Стоит чужестранцу показать себя простодушным и деятельным, рано вставать и поздно ложиться спать, посещать все маневры и не пропускать ни единого бала, словом, вести такую бурную жизнь, которая не оставляет времени для размышлений, — и его будут всюду принимать радушно, к нему отнесутся благожелательно, его станут чествовать; всякий раз, как путешественнику скажет несколько слов или улыбнется император, толпа незнакомых людей примется пожимать ему руку, и по отъезде его провозгласят выдающимся человеком. Мне все кажется, что передо мною мольеровский мещанин во дворянстве, над которым издевается муфтий. Русские придумали отличное французское словцо, обозначающее их политическое гостеприимство; они говорят про иностранцев, которых морочат бесконечными празднествами: их нужно mgw.rla.nder.[41]
Но пусть остережется чужестранец показать, что усердие его и исполнительность идут на спад; при первом же признаке усталости или проницательности, при малейшей неосторожности, что выдавала бы даже не скуку, а саму способность скучать, он увидит, как восстает против него, подобно разъяренной змее, русский ум, самый колкий на свете.[42] Насмешка — это бессильное утешение угнетенных; здесь в ней заключено удовольствие крестьянина, точно так же как в сарказме заключено изящество знатного человека; ирония и подражательство — вот единственные природные таланты, какие обнаружил я в русских. Отведав единожды яду их критики, чужестранцу уже никогда не оправиться; его пропустят сквозь злые языки, как дезертира сквозь строй; униженный, убитый горем, рухнет он в конце концов под ноги сборищу честолюбцев, безжалостней и жестокосердней которых нет на земле. Честолюбцы всегда рады погубить человека. «Удушим его на всякий случай, все одним меньше: ведь человек — это почти соперник, потому что мог бы таковым стать».Чтобы сохранить какие-то иллюзии на счет восточного гостеприимства, принятого у русских, надо жить не при дворе. Здесь гостеприимство напоминает те старинные припевы, какие в народе распевают даже после того, как сама песня лишается для людей, повторяющих ее, всякого смысла; император задает этому припеву тон, а царедворцы хором подхватывают. Русские придворные производят на меня впечатление марионеток, подвешенных на чересчур толстых нитках.

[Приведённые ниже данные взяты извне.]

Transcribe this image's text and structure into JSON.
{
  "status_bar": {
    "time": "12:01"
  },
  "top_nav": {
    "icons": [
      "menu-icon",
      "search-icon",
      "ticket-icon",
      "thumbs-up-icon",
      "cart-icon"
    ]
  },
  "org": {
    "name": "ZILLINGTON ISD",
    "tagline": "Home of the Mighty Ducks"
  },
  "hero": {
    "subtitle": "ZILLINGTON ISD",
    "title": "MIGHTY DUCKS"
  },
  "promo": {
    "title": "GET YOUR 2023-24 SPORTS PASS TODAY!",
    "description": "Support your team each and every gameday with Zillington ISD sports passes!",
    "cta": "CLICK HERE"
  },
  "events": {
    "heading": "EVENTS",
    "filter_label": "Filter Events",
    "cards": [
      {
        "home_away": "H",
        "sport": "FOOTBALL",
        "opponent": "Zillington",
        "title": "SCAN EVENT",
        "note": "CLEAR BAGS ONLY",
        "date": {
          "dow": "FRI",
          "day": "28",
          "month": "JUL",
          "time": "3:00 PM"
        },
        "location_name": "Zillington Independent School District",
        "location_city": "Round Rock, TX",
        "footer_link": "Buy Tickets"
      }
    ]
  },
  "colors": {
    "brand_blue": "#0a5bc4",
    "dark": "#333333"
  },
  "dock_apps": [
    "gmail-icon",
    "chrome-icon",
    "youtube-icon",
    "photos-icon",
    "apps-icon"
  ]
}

Еще менее верится мне в честность мужика. Меня высокопарно уверяют, что он не украдет и цветка из сада своего царя: тут я не спорю, я знаю, каких чудес можно достигнуть с помощью страха; но я знаю и то, что сии образцовые придворные селяне не упустят случая обворовать своих соперников на один день, знатных господ, ежели те, излишне умилившись присутствием крестьян во дворце и положившись на чувство чести рабов, облагороженных государевой лаской, перестанут на миг следить за движениями их рук. Вчера на императорском и народном балу, во дворце в Петергофе, у сардинского посла весьма ловко вытащили из кармашка часы: их не защитила и предохранительная цепочка. Множество людей лишились под шумок своих носовых платков и иных предметов. У меня самого пропал кошелек с несколькими дукатами, но я смирился с его потерей, посмеиваясь в душе над господами, что возносили хвалы честности своего народа. Господа эти отлично знают цену своим красивым словам; однако я вовсе не прочь узнать ее так же хорошо, как они сами. Наблюдая столько бесполезных ухищрений, я ищу тех, кто принимал бы эти ребяческие обманы за чистую монету, и восклицаю, вслед за Базилем: «Кто кого здесь проводит за нос? Все в заговоре!»
Что бы ни говорили и что бы ни делали русские, всякий искренний наблюдатель увидит в них всего лишь византийских греков, овладевших современной стратегической наукой под руководством пруссаков XVIII столетия и французов XIX-го.